Nel triclinio si sono rinvenuti resti di divani lungo le pareti,  resti di statuette, probabilmente provenienti dal giardino, come: una statua di Pan, di un Capra con un capretto e un bassorilievo con un amorino. 

Esternamente al triclinio, una nicchia per un larario, decorato con l'affresco di due serpenti, quello a sinistra più grande con cresta rossa e barba, mentre l'altro piccolo, e al centro, sotto la nicchia, la raffigurazione di un braciere con sopra delle uova. 

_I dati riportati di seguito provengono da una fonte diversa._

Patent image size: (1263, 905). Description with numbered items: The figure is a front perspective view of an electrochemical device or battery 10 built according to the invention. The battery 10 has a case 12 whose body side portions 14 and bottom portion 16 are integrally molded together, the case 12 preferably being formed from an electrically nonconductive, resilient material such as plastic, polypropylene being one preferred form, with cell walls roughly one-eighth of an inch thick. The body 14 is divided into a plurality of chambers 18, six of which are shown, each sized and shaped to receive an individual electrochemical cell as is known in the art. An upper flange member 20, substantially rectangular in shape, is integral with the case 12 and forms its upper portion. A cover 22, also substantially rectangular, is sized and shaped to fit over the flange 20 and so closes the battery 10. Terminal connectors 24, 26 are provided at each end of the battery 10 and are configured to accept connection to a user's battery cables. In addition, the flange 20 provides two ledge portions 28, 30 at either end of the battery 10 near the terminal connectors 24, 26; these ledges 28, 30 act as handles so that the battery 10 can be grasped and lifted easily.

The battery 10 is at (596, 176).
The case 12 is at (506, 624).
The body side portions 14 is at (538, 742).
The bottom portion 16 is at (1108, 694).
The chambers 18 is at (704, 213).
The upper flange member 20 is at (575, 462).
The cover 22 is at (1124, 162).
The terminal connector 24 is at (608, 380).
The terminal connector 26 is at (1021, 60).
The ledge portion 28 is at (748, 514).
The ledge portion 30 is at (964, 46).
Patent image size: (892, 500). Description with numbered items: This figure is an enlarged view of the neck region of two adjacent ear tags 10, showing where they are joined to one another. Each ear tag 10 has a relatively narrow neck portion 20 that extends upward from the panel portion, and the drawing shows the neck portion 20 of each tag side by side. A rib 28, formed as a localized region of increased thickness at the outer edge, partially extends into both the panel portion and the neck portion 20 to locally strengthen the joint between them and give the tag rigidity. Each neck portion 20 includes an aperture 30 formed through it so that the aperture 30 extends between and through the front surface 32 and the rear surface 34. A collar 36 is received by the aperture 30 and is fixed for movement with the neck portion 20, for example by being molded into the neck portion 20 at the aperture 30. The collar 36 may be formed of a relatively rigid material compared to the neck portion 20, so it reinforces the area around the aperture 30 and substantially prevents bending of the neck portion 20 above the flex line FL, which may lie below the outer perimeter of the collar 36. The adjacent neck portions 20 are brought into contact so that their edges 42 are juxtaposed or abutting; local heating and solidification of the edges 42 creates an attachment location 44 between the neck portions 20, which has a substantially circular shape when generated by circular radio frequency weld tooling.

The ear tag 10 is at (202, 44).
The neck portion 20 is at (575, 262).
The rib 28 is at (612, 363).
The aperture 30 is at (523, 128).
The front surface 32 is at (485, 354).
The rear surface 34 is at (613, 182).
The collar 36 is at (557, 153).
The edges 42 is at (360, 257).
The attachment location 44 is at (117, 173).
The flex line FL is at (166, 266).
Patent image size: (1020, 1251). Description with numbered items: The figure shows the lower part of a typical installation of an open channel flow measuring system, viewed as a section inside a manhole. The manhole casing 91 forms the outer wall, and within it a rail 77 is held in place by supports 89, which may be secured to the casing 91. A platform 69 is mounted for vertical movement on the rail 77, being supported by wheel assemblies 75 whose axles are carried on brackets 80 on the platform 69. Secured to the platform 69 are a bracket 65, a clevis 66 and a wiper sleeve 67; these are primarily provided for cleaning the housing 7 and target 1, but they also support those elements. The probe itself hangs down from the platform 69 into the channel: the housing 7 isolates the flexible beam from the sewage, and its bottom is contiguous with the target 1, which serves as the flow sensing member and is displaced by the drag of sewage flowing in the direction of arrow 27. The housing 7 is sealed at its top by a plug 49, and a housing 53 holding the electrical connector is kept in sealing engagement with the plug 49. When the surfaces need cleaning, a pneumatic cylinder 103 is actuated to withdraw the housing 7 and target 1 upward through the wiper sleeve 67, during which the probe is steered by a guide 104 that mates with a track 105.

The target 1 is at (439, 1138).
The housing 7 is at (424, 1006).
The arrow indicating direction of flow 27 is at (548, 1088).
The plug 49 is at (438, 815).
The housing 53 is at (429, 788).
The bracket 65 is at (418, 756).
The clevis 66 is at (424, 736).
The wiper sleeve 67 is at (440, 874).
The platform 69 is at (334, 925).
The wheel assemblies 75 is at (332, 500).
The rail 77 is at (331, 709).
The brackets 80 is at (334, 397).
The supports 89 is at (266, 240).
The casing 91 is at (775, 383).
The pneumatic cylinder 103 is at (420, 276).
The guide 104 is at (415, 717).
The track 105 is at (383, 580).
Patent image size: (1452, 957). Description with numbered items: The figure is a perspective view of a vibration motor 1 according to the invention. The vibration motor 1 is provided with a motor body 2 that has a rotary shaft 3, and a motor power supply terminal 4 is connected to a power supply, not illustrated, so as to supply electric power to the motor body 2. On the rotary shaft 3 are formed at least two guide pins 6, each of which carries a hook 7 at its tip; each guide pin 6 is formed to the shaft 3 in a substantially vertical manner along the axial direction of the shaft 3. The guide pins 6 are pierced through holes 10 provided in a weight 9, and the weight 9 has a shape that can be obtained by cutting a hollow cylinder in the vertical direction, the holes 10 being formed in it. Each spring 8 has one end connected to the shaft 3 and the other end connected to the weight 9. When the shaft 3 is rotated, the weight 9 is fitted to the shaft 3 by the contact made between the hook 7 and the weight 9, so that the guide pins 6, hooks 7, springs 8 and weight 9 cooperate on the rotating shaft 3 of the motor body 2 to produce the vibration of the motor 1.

Tra il triclinio e il larario è l'accesso a una dispensa o ripostiglio, nel quale sono stati ritrovati un braciere e un'anfora.



L'INGRESSO INFERIORE

Il terzo ingresso è quello, come abbiamo già premesso, che immette nel giardino. Ha la parete nord intonacata in bianco e quella sud con zoccolo rosa e parte mediana in bianco. 
Intorno all'ingresso si aprono i tre ambienti di servizio: 

- uno con una scala in legno che portava al piano superiore, 
- una cucina con latrina, 
- e uno con pareti bianche e ghirlande, candelabri, piante e animali, dalla funzione sconosciuta.
Dall'ingresso si passa all'ambulacro che divide la zona residenziale della casa dal giardino: le pareti sono bianche con piante nella parte inferiore e candelabri, ghirlande, uccelli e delfini in quella superiore.
Sul fondo, accanto un larario fatto a tempio, si trova un castellum aquae con capacità di tre metri cubi di acqua, collegato alla fontana del giardino, decorato con l'affresco di Marte e Venere.
Il giardino è diviso in due parti da lastre di marmo: la decorazione delle pareti è in una parte in zoccolo rosso con piante e zona mediana con scene di caccia, mentre nelle altre parti è intonacato in bianco.

La casa aveva anche stanze al piano superiore, crollate.